Nianwan langsung berlutut, “Ribuan gadis di ibu kota memuja pangeran, hamba sangat beruntung bisa menikah dengan pangeran, bahagia, dan gembira, jadi tadi hamba sempat terpaku. Mohon pangeran memaafkan.”
Bai Nanyu tertawa, mengulurkan tangan menariknya ke pelukan.
Sebagai pangeran, meski sudah terbiasa melihat banyak wanita cantik, ia harus mengakui, putri keluarga Shen memang punya daya tarik tersendiri.
Nianwan bersandar di dada Bai Nanyu, kepala menempel lembut di pundaknya.
“Pangeran, malam ini bisakah bertahan di sini saja? Ini pertama kali hamba meninggalkan rumah, sedikit takut~” Nianwan merayu manja.
Bai Nanyu tersenyum, “Aku akan melihat adikmu dulu, nanti kembali padamu.”
Nianwan mengangguk, “Hamba menunggu pangeran.”
Bai Nanyu berjalan ke kamar lain, mencoba membuka pintu, ternyata tak bisa, ia agak marah, Pengurus Fu buru-buru mengetuk pintu.
Zhenzhu membuka pintu, “Hamba menghaturkan salam pada pangeran.”
Tatapan Bai Nanyu dingin seperti ingin membunuh, “Di mana nyonyamu?”
Pengurus Fu tidak berani masuk, memberi isyarat pada Zhenzhu untuk keluar, “Aduh, tuanmu ini mau apa? Kau tahu kan pangeran itu orangnya bagaimana? Berani-beraninya menahan pangeran di luar?”
Zhenzhu keluar, lalu menutup pintu.
Bai Nanyu sudah marah, di dalam kamar cahaya redup, ia terkejut melihat Nianshu sudah tidur?
Ia bahkan sudah di sisi ranjang, tapi Nianshu tak bereaksi sama sekali? Benar-benar tak menganggap dirinya penting!

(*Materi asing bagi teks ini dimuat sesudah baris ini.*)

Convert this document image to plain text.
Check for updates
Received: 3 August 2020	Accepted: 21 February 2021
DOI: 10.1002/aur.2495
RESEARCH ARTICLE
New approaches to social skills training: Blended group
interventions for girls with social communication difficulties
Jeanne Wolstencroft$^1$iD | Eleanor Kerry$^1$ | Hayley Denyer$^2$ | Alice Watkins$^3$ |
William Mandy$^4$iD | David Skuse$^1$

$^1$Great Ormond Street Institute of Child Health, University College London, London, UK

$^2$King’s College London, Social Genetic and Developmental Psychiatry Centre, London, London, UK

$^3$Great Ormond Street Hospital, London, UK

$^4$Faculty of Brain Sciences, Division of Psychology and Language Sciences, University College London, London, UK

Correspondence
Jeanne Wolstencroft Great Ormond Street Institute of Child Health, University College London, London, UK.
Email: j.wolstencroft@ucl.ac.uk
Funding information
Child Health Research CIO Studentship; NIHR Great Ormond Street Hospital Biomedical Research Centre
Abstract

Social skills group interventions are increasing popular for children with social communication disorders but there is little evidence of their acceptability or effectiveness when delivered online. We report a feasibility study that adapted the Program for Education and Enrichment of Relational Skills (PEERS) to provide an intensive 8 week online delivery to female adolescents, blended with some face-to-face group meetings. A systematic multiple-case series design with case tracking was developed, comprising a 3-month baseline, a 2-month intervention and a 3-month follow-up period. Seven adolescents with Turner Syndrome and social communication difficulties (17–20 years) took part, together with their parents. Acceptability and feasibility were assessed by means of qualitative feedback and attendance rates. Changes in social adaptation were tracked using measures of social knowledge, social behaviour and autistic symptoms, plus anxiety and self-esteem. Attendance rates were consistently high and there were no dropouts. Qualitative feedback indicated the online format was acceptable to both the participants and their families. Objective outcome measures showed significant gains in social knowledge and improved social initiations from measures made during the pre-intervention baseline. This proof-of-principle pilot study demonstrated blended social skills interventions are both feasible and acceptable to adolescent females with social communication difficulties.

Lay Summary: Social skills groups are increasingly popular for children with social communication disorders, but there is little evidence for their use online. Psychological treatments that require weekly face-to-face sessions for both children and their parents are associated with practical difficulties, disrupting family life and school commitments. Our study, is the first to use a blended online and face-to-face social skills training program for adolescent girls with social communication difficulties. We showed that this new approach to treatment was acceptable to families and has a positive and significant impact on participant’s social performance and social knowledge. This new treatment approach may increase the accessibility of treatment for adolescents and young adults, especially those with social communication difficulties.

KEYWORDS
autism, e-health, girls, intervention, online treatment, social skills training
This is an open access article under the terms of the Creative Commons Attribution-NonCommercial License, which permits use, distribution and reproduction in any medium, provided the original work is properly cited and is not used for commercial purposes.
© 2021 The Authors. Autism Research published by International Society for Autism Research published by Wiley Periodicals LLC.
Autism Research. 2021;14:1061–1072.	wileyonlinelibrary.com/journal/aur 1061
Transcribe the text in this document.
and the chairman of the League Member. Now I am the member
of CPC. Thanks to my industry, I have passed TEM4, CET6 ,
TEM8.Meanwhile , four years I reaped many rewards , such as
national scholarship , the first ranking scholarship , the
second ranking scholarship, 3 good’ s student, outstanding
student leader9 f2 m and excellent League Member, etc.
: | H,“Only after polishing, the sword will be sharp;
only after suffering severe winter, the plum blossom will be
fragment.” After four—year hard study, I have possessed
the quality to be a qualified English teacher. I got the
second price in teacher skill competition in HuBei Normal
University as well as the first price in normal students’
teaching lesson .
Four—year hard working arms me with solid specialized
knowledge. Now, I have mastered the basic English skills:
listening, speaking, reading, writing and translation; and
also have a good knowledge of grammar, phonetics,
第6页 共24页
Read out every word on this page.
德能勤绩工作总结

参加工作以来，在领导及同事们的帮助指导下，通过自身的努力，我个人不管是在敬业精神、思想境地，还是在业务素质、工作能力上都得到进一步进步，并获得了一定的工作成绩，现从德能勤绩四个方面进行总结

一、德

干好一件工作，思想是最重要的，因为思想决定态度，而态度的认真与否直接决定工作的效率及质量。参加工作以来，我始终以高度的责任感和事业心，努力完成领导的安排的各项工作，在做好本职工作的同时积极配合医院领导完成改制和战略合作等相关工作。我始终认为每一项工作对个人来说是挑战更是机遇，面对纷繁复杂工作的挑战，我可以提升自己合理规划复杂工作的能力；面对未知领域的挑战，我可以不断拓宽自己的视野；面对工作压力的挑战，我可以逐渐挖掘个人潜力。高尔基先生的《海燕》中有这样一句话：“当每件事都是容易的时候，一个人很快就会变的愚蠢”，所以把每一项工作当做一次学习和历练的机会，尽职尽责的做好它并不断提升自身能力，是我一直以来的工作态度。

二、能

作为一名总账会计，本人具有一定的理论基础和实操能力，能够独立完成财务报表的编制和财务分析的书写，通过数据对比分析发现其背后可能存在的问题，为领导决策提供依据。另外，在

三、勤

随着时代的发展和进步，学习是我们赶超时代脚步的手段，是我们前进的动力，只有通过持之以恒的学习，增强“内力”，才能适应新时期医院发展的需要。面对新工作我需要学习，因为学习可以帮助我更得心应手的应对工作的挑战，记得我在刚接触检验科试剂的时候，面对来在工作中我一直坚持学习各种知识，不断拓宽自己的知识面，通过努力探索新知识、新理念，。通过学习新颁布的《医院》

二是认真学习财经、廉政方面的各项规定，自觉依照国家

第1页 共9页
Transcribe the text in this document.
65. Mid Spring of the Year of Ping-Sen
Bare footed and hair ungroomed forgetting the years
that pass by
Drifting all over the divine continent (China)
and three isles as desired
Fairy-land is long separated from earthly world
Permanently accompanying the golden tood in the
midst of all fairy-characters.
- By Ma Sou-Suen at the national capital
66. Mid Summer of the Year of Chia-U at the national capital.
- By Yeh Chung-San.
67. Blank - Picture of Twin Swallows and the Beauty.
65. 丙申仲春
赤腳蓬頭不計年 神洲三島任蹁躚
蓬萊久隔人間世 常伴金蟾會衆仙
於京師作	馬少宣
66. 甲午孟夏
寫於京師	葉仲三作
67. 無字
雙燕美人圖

Orang di atas ranjang mungkin mendengar suara, perlahan membuka mata, “Ah, pangeran, kenapa Anda datang?”
Dengan panik ia duduk, entah sengaja atau tidak, dadanya yang putih terlihat jelas di bawah cahaya samar.
Bai Nanyu melihatnya.
Mata mereka bertemu, Bai Nanyu batuk dua kali, amarahnya langsung lenyap, “Kenapa, aku tidak boleh datang?”
“Hamba pikir pangeran akan di kamar kakak, dan hamba terlalu lelah, jadi tidur dulu. Tak menyangka…”
Bai Nanyu menarik tangan Nianshu, mendekatkan wajahnya, “Sepertinya nyonya tidak terlalu menyukai aku?”
Walau hidup kembali, saat itu Nianshu tetap merasa sedikit takut.
Bai Nanyu berkata pada orang di luar, “Pergilah.”
Pengurus Fu menatap Zhenzhu, “Ayo, di sini tak perlu kau layani.”
Zhenzhu bingung dan cemas, “Nona kami tidak apa-apa, kan? Pangeran…”
“Tak perlu takut, pangeran bukan harimau, tak akan memakan nona kalian.”
Bai Nanyu memeluk Nianshu di dadanya, entah kenapa, saat itu ia merasa seperti jatuh dalam pesona, hanya ingin memiliki wanita itu. Kulitnya putih mulus, bulu mata panjang, mata besar, di bawah cahaya redup terlihat semakin memikat.
Wanita miliknya, kenapa harus menahan diri? Tak perlu lagi bersabar!